In 1925, Burnier and Rejsek described a 56-year-old female with multiple, small, skin-colored papules on the head and neck. Their report is probably the first case of what is now called BHD. They termed the histopathological findings perifollicular fibromas (2). Burnier and Rejsek’s report can be read by linking to “The original description of perifollicular fibromas (Birt-Hogg-Dubé syndrome.)”
In 1960, an additional five cases with clinical and histopathologic features similar to Burnier and Rejsek were reported by Zackheim and Pinkus (3). Many similar reports followed. In 1974, Pinkus described three adult patients with widely distributed, asymptomatic, smooth, skin-colored papules. These lesions were named trichodiscomas and were described as “[having] constant topographical relation to hair follicles, unusual complex composition of mucinous and richly vascularized dermal tissue containing both collagen and elastic fibers, presence of small melanized cells in the substance of the tumor, and occasional entry of a thick, myelinated nerve into the lesion” (4). In none of the above described reports were associated systemic manifestations of BHD described.

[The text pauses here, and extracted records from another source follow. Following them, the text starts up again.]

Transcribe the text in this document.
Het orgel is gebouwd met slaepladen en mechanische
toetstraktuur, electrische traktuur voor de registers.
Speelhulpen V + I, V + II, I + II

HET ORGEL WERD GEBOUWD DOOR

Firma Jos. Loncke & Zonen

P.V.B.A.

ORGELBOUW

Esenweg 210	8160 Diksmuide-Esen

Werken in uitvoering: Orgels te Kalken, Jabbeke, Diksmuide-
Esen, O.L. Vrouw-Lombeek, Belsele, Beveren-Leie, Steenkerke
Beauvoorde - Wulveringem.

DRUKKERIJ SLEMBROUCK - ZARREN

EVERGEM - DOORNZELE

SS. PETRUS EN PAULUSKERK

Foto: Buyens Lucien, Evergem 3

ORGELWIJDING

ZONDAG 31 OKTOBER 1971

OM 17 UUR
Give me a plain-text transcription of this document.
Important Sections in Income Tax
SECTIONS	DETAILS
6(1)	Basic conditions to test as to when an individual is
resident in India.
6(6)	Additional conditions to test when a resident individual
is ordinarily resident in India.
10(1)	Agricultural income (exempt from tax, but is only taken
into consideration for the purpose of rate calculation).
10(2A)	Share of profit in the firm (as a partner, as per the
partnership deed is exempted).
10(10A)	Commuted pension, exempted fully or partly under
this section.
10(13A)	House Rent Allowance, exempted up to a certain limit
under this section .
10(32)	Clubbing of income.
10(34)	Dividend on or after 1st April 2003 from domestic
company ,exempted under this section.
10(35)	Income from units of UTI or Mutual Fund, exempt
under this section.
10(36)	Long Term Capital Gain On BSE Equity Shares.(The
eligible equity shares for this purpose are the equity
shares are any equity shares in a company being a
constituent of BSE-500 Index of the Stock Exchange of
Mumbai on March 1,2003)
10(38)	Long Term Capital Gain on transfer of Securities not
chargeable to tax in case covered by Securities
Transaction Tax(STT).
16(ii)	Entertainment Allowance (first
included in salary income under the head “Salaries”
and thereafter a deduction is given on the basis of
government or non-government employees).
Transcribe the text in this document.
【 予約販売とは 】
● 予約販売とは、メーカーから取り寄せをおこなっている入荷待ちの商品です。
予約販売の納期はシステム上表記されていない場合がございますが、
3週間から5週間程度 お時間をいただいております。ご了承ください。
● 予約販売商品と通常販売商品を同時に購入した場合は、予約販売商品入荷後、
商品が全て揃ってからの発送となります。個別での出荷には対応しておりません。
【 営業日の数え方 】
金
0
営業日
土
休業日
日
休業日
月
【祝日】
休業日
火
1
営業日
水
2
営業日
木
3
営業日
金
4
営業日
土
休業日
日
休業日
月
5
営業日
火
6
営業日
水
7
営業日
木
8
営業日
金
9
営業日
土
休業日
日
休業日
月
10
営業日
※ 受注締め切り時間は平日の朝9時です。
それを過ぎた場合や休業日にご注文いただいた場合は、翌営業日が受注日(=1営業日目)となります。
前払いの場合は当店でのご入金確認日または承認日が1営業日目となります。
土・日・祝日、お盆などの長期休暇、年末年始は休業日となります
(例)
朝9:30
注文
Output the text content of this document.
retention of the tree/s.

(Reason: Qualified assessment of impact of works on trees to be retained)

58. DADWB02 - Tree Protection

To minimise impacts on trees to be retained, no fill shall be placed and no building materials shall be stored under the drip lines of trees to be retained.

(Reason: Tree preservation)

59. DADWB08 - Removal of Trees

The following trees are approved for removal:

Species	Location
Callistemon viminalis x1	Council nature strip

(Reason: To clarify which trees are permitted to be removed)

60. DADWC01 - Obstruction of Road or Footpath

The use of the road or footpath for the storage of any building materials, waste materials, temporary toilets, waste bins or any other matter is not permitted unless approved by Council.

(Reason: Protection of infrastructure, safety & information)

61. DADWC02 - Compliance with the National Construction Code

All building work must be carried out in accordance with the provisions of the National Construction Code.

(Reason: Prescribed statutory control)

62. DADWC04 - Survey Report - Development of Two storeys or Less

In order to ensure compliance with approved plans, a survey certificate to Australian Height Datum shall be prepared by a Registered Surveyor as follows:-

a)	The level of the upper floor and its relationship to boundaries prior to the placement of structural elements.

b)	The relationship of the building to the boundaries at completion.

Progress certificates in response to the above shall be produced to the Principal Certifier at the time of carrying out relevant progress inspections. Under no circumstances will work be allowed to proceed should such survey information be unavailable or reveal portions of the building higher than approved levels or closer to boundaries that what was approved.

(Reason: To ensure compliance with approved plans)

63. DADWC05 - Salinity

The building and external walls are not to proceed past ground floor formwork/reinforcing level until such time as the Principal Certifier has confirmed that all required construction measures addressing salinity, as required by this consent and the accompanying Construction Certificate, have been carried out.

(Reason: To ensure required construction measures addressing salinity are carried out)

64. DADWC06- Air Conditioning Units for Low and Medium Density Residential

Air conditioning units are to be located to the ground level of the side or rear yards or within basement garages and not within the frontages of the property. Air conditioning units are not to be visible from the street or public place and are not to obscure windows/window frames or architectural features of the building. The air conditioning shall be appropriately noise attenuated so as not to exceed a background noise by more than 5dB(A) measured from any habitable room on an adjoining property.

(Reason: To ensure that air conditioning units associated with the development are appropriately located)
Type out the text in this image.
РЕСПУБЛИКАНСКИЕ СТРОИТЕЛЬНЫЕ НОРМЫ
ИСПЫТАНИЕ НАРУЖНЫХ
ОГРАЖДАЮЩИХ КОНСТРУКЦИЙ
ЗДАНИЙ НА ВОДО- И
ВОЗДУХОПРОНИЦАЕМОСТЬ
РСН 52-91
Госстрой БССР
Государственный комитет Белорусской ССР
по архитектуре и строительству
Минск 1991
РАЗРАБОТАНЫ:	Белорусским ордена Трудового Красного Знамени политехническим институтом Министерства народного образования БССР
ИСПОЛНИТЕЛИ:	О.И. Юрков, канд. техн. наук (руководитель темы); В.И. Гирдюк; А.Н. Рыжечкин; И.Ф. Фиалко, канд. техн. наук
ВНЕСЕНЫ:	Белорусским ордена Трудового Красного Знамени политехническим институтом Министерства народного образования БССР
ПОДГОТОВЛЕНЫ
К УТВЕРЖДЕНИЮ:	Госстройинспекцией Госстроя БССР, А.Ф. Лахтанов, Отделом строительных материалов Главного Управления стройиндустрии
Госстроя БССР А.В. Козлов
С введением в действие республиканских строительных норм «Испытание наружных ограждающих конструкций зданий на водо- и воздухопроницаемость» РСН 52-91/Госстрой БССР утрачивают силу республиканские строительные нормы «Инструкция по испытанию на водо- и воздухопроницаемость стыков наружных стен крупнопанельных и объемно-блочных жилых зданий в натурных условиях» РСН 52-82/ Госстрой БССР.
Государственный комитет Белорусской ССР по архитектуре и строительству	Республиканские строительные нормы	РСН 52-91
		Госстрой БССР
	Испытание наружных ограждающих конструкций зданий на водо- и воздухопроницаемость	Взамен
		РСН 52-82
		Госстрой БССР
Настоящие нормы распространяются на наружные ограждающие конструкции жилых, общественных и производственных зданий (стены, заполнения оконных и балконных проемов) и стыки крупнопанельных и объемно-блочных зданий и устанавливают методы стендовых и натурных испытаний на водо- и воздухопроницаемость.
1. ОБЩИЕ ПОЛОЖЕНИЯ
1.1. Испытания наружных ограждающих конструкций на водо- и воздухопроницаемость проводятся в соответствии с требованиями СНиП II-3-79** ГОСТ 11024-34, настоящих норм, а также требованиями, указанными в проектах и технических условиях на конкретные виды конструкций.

In 1975, Hornstein and Knickerberg reported on a 47-year-old woman and her 42-year-old brother with multiple perifollicular fibromas. The female patient also had multiple adenomatous colon polyps, one with malignant transformation. The father of these siblings had kidney and lung cysts with severe hemorrhoid complaints. This was thought to represent a new entity separate from Gardner syndrome (5).
During an investigation of a family with hereditary medullary carcinoma of the thyroid, it was noted by Drs. Birt, Hogg, and Dubé that a portion of patients had skin lesions that had not previously been described in association with thyroid cancer. Within a sibship of nine, six members had thyroid cancer. Two members with thyroid cancer and two without had skin lesions described as multiple, small, dome-shaped, yellow- to skin-colored papules measuring 2-4 mm in diameter. They were located most commonly on the head and neck. They also noted acrochordon-like lesions admixed with these. Among the kindred, only patients older than 25 years of age had the above described skin lesions. Histopathologic review of biopsy specimens revealed anastomosing strands of epithelium within a well-circumscribed background of fibrous tissue proliferating outward from a central hair follicle. These lesions were thought to be similar to the lesions described by Rejsek, and they were termed fibrofolliculomas. While fibrofolliculomas were seen in ten lesions, trichodiscomas were seen in four. The acrochordons had the typical appearance upon histopathologic examination (6). The triad of fibrofolliculomas, trichodiscomas, and acrochordons later became known as Birt-Hogg-Dubé syndrome.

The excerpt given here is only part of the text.